When Nintendo announced Wii MotionPlus at last year's E3 2008 press conference, it certainly raised a few eyebrows. First off, we wondered why this technology wasn't included in the original Wii remote to begin with. With the device debuting so late in the console's lifespan, would every game be able to take advantage of MotionPlus?
Wii MotionPlus was released back in June, but Nintendo did not have any first-party games available at the time to show off the new technology. Instead, we were left with third-party titles that did. Now that we're able to get our hands on Wii Sports Resort--the title Nintendo is launching MotionPlus with--we have a much better idea of what it's like playing with the attachment. It's tough to make a final judgment on MotionPlus, as you'll have no choice but to use it if you want to play certain games. Instead, all we can do is talk about how it feels and whether or not it does a better motion sensing job.

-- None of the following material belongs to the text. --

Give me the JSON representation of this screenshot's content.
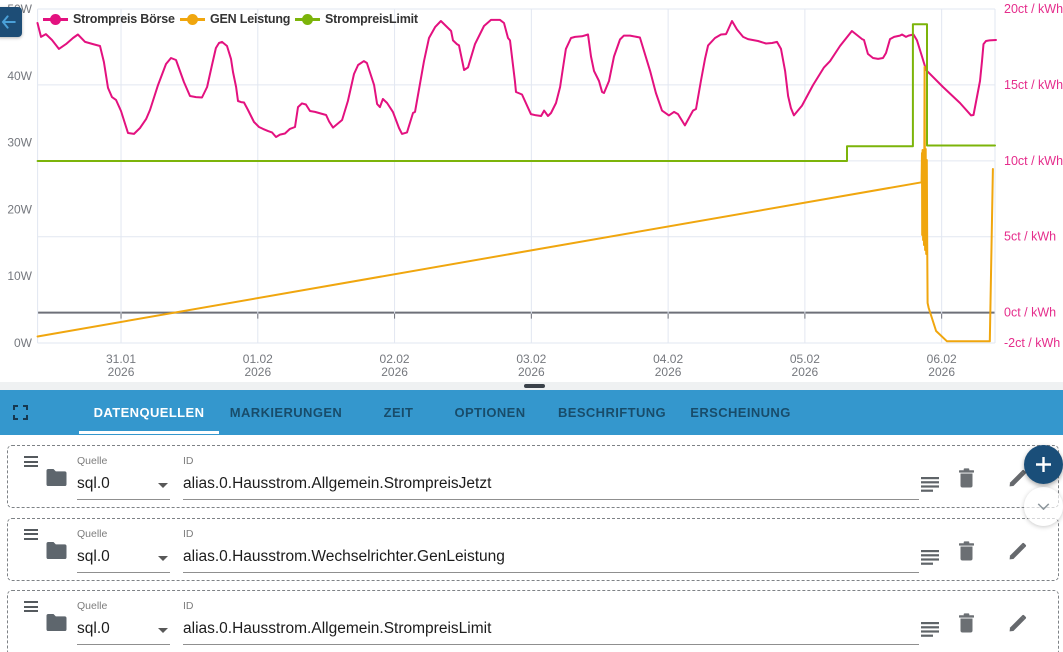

All you'll find in the packaging is the plastic piece and a new rubber sleeve to accommodate the Wii remote's new length. Wii MotionPlus itself is only about a square inch and easily hooks on to your Wii remote using two prongs. When inserted, you'll slide the rear lock switch so it won't fall out during gameplay. A plastic trap door sits at the base of the device so that you can also hook in your nunchuk controller.
Using the MotionPlus attachment occasionally felt a bit clunky. It does add a noticeable length to the Wii remote. If you turn it horizontally, it makes hitting the "1" and "2" buttons very difficult. Let's just hope there are no MotionPlus games out there that will require you to play in horizontal mode.
As far as we can tell, MotionPlus does not noticeably affect battery life on the Wii remote. Unfortunately, most older Wii rechargeable docking stations won't accommodate the remote's new shape--you'll most likely have to remove MotionPlus before you recharge. That said, we really liked the Energizer 2X Induction Charge Station, which is able to charge a Wii remote with MotionPlus attached.
For the most part, it does offer an impressive 1:1 representation of your movements onscreen. We tested the game out with two early games that can use it: Tiger Woods PGA Tour 10 and Grand Slam Tennis. We'll get to our testing with Wii Sports Resort later.
Tiger Woods PGA Tour 10 seems to only use MotionPlus for performing draw and fade shots. During your backswing, you need to twist your wrist left or right in order to make the ball slice. A meter appears onscreen (unique to those with the accessory) that measures the slight movements in your grip of the Wii remote.
We couldn't tell the difference between actual swinging, however. It seemed the Wii remote was just as accurate in detecting our pullback regardless of whether or not MotionPlus was attached.
During our testing with Grand Slam Tennis, the MotionPlus control was even less impressive. Sure, our player's racket was moving perfectly with our Wii remote before a serve, but that control didn't translate well during actual gameplay. In fact, we found that MotionPlus made the game even harder to play. When we took off the device, we had a much easier time keeping the ball in play.